October 13th is traditionally celebrated as Pulse Day in Japan, and May marks the annual London Falafel Festival, where restaurants offer a legume­rich menu. Dozens of countries hold national competitions for the best dish prepared from legumes, contests for best school chef, and classes for children and parents which include a component for growing legumes in pots.

This can’t help but bring the past to mind, when fish was similarly ushered into our diet ‒ every Thursday we ate fish. But over the last 50 years we haven’t actually started eating less meat, fish has just assumed its rightful place in our national diet! This problem can’t just be brushed away like an annoying fly, we’re talking about properly feeding our country, about our health, food security, and even about stability in our society.

Why does the government, despite ongoing discussions in our society, not put definitive, diligent effort into increasing domestic consumption of legumes? Why not train chefs in boarding schools, the army, border control, hospitals, and prisons to prepare appetizing dishes from beans that can be adapted to our taste? We can easily add in dishes made from mung beans, chickpeas, peas ‒ all of these were once a part of our diet. Various ethnic groups living in our country today prepare delicious dishes from beans, while we continue to compete with wolves for meat. The outcome is clear: the Japanese, cultivating and consuming legumes and similar food items, live 87 years on average, while life expectancy in Kyrgyzstan is just 68 years.
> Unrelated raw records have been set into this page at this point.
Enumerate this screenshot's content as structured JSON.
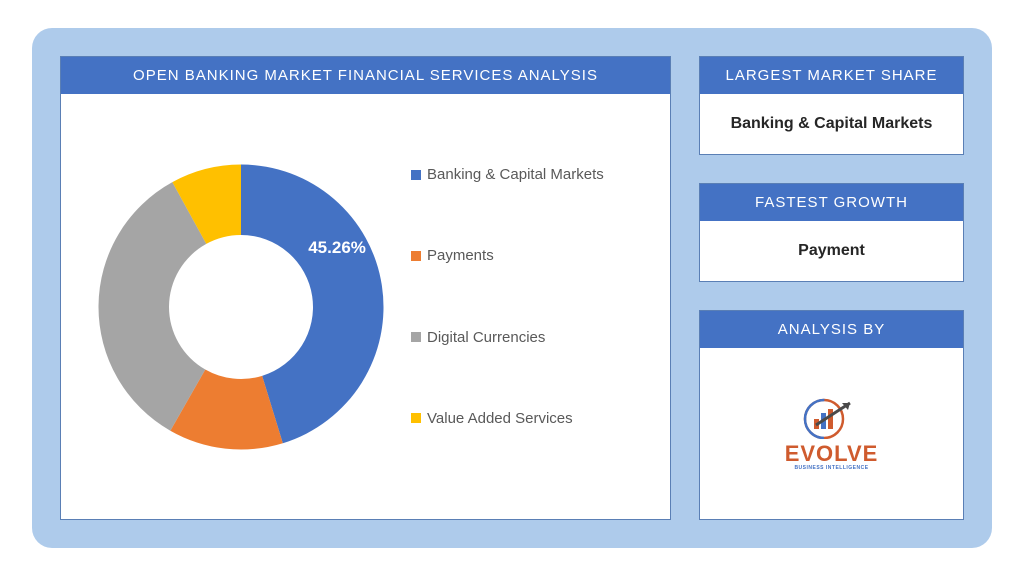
{
  "chart": {
    "title": "OPEN BANKING MARKET FINANCIAL SERVICES ANALYSIS",
    "type": "donut",
    "inner_radius_pct": 50,
    "background_color": "#ffffff",
    "panel_border_color": "#5a7fb5",
    "header_bg": "#4472c4",
    "header_text_color": "#ffffff",
    "slices": [
      {
        "label": "Banking & Capital Markets",
        "value": 45.26,
        "color": "#4472c4"
      },
      {
        "label": "Payments",
        "value": 13.0,
        "color": "#ed7d31"
      },
      {
        "label": "Digital Currencies",
        "value": 33.74,
        "color": "#a5a5a5"
      },
      {
        "label": "Value Added Services",
        "value": 8.0,
        "color": "#ffc000"
      }
    ],
    "highlight_label": "45.26%",
    "highlight_label_color": "#ffffff",
    "highlight_label_fontsize": 17
  },
  "cards": {
    "largest_share": {
      "title": "LARGEST MARKET SHARE",
      "value": "Banking & Capital Markets"
    },
    "fastest_growth": {
      "title": "FASTEST GROWTH",
      "value": "Payment"
    },
    "analysis_by": {
      "title": "ANALYSIS BY",
      "logo_text": "EVOLVE",
      "logo_sub": "BUSINESS INTELLIGENCE",
      "logo_accent_color": "#cf5b2e",
      "logo_bar_colors": [
        "#cf5b2e",
        "#4472c4",
        "#cf5b2e"
      ],
      "logo_arrow_color": "#4a4a4a"
    }
  },
  "container": {
    "background_color": "#aecbeb",
    "border_radius": 20
  },
  "legend": {
    "item_font_size": 15,
    "item_color": "#595959",
    "swatch_size": 10
  }
}
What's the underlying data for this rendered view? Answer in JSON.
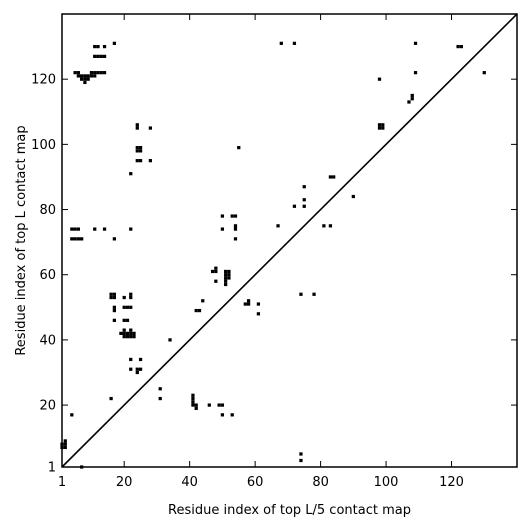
{
  "chart_data": {
    "type": "scatter",
    "title": "",
    "xlabel": "Residue index of top L/5 contact map",
    "ylabel": "Residue index of top L contact map",
    "xlim": [
      1,
      140
    ],
    "ylim": [
      1,
      140
    ],
    "x_ticks": [
      1,
      20,
      40,
      60,
      80,
      100,
      120
    ],
    "x_tick_labels": [
      "1",
      "20",
      "40",
      "60",
      "80",
      "100",
      "120"
    ],
    "y_ticks": [
      1,
      20,
      40,
      60,
      80,
      100,
      120
    ],
    "y_tick_labels": [
      "1",
      "20",
      "40",
      "60",
      "80",
      "100",
      "120"
    ],
    "grid": false,
    "marker_color": "#000000",
    "diagonal": [
      [
        1,
        1
      ],
      [
        140,
        140
      ]
    ],
    "series": [
      {
        "values": [
          [
            1,
            7
          ],
          [
            1,
            8
          ],
          [
            2,
            7
          ],
          [
            2,
            8
          ],
          [
            2,
            9
          ],
          [
            7,
            1
          ],
          [
            5,
            122
          ],
          [
            6,
            121
          ],
          [
            6,
            122
          ],
          [
            7,
            120
          ],
          [
            7,
            121
          ],
          [
            8,
            119
          ],
          [
            8,
            120
          ],
          [
            8,
            121
          ],
          [
            9,
            120
          ],
          [
            9,
            121
          ],
          [
            10,
            121
          ],
          [
            10,
            122
          ],
          [
            11,
            121
          ],
          [
            11,
            122
          ],
          [
            12,
            122
          ],
          [
            13,
            122
          ],
          [
            14,
            122
          ],
          [
            11,
            127
          ],
          [
            12,
            127
          ],
          [
            13,
            127
          ],
          [
            14,
            127
          ],
          [
            11,
            130
          ],
          [
            12,
            130
          ],
          [
            14,
            130
          ],
          [
            17,
            131
          ],
          [
            68,
            131
          ],
          [
            72,
            131
          ],
          [
            109,
            131
          ],
          [
            122,
            130
          ],
          [
            123,
            130
          ],
          [
            109,
            122
          ],
          [
            130,
            122
          ],
          [
            4,
            74
          ],
          [
            5,
            74
          ],
          [
            6,
            74
          ],
          [
            4,
            71
          ],
          [
            5,
            71
          ],
          [
            6,
            71
          ],
          [
            7,
            71
          ],
          [
            11,
            74
          ],
          [
            14,
            74
          ],
          [
            17,
            71
          ],
          [
            22,
            74
          ],
          [
            4,
            17
          ],
          [
            16,
            22
          ],
          [
            16,
            53
          ],
          [
            17,
            53
          ],
          [
            16,
            54
          ],
          [
            17,
            54
          ],
          [
            17,
            49
          ],
          [
            17,
            50
          ],
          [
            17,
            46
          ],
          [
            20,
            53
          ],
          [
            22,
            53
          ],
          [
            22,
            54
          ],
          [
            20,
            50
          ],
          [
            21,
            50
          ],
          [
            22,
            50
          ],
          [
            20,
            46
          ],
          [
            21,
            46
          ],
          [
            19,
            42
          ],
          [
            20,
            42
          ],
          [
            21,
            42
          ],
          [
            22,
            42
          ],
          [
            23,
            42
          ],
          [
            20,
            41
          ],
          [
            21,
            41
          ],
          [
            22,
            41
          ],
          [
            23,
            41
          ],
          [
            20,
            43
          ],
          [
            22,
            43
          ],
          [
            22,
            34
          ],
          [
            25,
            34
          ],
          [
            22,
            31
          ],
          [
            24,
            31
          ],
          [
            25,
            31
          ],
          [
            24,
            30
          ],
          [
            34,
            40
          ],
          [
            31,
            25
          ],
          [
            31,
            22
          ],
          [
            24,
            105
          ],
          [
            24,
            106
          ],
          [
            28,
            105
          ],
          [
            24,
            98
          ],
          [
            25,
            98
          ],
          [
            24,
            99
          ],
          [
            25,
            99
          ],
          [
            24,
            95
          ],
          [
            25,
            95
          ],
          [
            28,
            95
          ],
          [
            22,
            91
          ],
          [
            41,
            23
          ],
          [
            41,
            22
          ],
          [
            41,
            21
          ],
          [
            41,
            20
          ],
          [
            42,
            20
          ],
          [
            42,
            19
          ],
          [
            46,
            20
          ],
          [
            49,
            20
          ],
          [
            50,
            20
          ],
          [
            50,
            17
          ],
          [
            53,
            17
          ],
          [
            42,
            49
          ],
          [
            43,
            49
          ],
          [
            44,
            52
          ],
          [
            47,
            61
          ],
          [
            48,
            61
          ],
          [
            48,
            62
          ],
          [
            48,
            58
          ],
          [
            51,
            61
          ],
          [
            52,
            61
          ],
          [
            51,
            60
          ],
          [
            52,
            60
          ],
          [
            51,
            59
          ],
          [
            52,
            59
          ],
          [
            51,
            58
          ],
          [
            51,
            57
          ],
          [
            50,
            78
          ],
          [
            53,
            78
          ],
          [
            54,
            78
          ],
          [
            50,
            74
          ],
          [
            54,
            74
          ],
          [
            54,
            75
          ],
          [
            54,
            71
          ],
          [
            55,
            99
          ],
          [
            57,
            51
          ],
          [
            58,
            51
          ],
          [
            58,
            52
          ],
          [
            61,
            51
          ],
          [
            61,
            48
          ],
          [
            67,
            75
          ],
          [
            72,
            81
          ],
          [
            75,
            81
          ],
          [
            75,
            83
          ],
          [
            75,
            87
          ],
          [
            74,
            54
          ],
          [
            78,
            54
          ],
          [
            74,
            5
          ],
          [
            74,
            3
          ],
          [
            81,
            75
          ],
          [
            83,
            75
          ],
          [
            83,
            90
          ],
          [
            84,
            90
          ],
          [
            90,
            84
          ],
          [
            98,
            105
          ],
          [
            99,
            105
          ],
          [
            98,
            106
          ],
          [
            99,
            106
          ],
          [
            98,
            120
          ],
          [
            107,
            113
          ],
          [
            108,
            114
          ],
          [
            108,
            115
          ]
        ]
      }
    ]
  }
}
1 Official name is International Public Foundation The Roza Otunbayeva Initiative

2 A jailoo is summer pasture where Kyrgyz nomads traditionally grazed their sheep and cattle; shepherds carry on this tradition today

3 A book store in Bishkek

4 A periodical on education published in Bishkek

5 Zhogorku Kenesh, the Kyrgyz parliament, known as the Supreme Council

6 Pulses are the edible seeds of various leguminous plants, for example chickpeas, lentils, and beans.

7 According to the UN FAO, 2015 was the Year of Soils.